The agreement strikes restrictive language quietly slipped into a Justice Department spending bill by Republicans last month, which tobacco foes feared would hamper or even prevent the filing of the lawsuit. The lawsuit is bitterly opposed not only by cigarette makers, but by major business groups, led by the Chamber of Commerce, who fear that it may be the opening round of a government legal war on unpopular industries.
The struggle over the tobacco lawsuit came as the Senate worked on a $35.3 billion spending bill for the Commerce, Justice and State departments for next year; it passed on voice vote. The Senate also approved a proposal by Sen. Joseph R. Biden Jr. (D-Del.) to restore $495 million for a fifth and final year of the community policing program that has financed the hiring of 100,000 new police officers across the country. Funding to continue President Clinton`s "COPS" program had been dropped by the Appropriations Committee from the bill's $17 billion allocation to law enforcement. It was restored without dissent.

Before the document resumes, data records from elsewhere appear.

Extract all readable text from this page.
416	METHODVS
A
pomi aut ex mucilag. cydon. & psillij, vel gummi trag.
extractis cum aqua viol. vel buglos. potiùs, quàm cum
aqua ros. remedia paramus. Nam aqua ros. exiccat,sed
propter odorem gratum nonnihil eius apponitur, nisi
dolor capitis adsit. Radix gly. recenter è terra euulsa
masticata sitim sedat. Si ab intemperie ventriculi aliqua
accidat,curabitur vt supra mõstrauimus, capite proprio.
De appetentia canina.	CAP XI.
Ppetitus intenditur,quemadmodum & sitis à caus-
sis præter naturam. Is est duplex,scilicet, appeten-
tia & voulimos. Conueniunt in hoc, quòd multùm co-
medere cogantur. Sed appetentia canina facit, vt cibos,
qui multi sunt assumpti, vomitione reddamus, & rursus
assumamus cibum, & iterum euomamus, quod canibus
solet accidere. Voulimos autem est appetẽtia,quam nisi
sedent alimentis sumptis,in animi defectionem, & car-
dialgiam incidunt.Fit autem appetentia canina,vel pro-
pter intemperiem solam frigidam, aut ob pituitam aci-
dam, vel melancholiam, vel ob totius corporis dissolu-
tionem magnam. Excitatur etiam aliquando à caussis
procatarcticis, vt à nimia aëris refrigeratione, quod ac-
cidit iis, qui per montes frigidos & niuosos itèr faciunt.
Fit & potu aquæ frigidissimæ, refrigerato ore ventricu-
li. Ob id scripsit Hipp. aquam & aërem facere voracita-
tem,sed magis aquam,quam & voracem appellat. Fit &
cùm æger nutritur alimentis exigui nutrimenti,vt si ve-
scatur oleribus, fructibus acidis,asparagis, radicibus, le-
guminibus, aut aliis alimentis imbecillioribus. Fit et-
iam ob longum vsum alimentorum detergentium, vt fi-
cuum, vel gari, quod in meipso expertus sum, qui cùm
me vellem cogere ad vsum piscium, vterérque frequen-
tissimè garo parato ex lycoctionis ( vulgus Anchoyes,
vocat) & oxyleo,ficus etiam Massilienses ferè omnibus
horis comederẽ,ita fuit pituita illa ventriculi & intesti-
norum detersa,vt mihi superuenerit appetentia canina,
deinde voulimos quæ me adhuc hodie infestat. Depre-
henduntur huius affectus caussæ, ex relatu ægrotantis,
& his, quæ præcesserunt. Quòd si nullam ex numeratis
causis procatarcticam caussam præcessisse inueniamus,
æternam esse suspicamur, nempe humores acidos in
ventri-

Biden said his proposal would fund deployment of nearly 4,000 more officers. He also said he intends to seek renewal of the program for another five years to help communities hire an additional 50,000 officers.
As part of the bill, the Senate expanded federal jurisdiction over hate crimes to cover victims chosen because of their sexual orientation, gender or disability. President Clinton hailed that measure as "a big step forward in the journey toward greater protection for all Americans."
Yesterday's agreement on the tobacco lawsuit prevented a battle on the Senate floor. The suit, which the Justice Department is studying, would seek to recover federal money spent to treat smoking-related illnesses.
Bruce Reed, White House domestic policy adviser, said the department "has made real progress in preparing the suit. They've got their best lawyers on the case, and it's in good shape," he said. But he added that Congress still needs to "side with the taxpayers and not the tobacco companies by giving the department $20 million to bring this suit."
Last month, the Senate Appropriations Committee rejected the administration's $20 million request to hire more lawyers and other experts, and Sen. Judd Gregg (R-N.H.) went further, adding language that tobacco foes believed would restrict the department from using any money to fund the lawsuit.
Yesterday, Sen. Bob Graham (D-Fla.) asked senators to reject handing "the tobacco industry immunity" from a federal lawsuit over their past wrongdoing. But a vote was avoided when Gregg, Graham and Democratic Sens. Tom Harkin (Iowa), Richard J. Durbin (Ill.) and Ernest F. "Fritz" Hollings (S.C.) agreed to eliminate the restriction.
Harkin declared it a green light for the lawsuit and a "victory for taxpayers" who "should not have to pick up the tab for the devastation."
An industry spokesman insisted the controversial language "was never a red light." He said the industry's opposition was to the $20 million to pursue cigarette makers, and "the Senate has rejected that."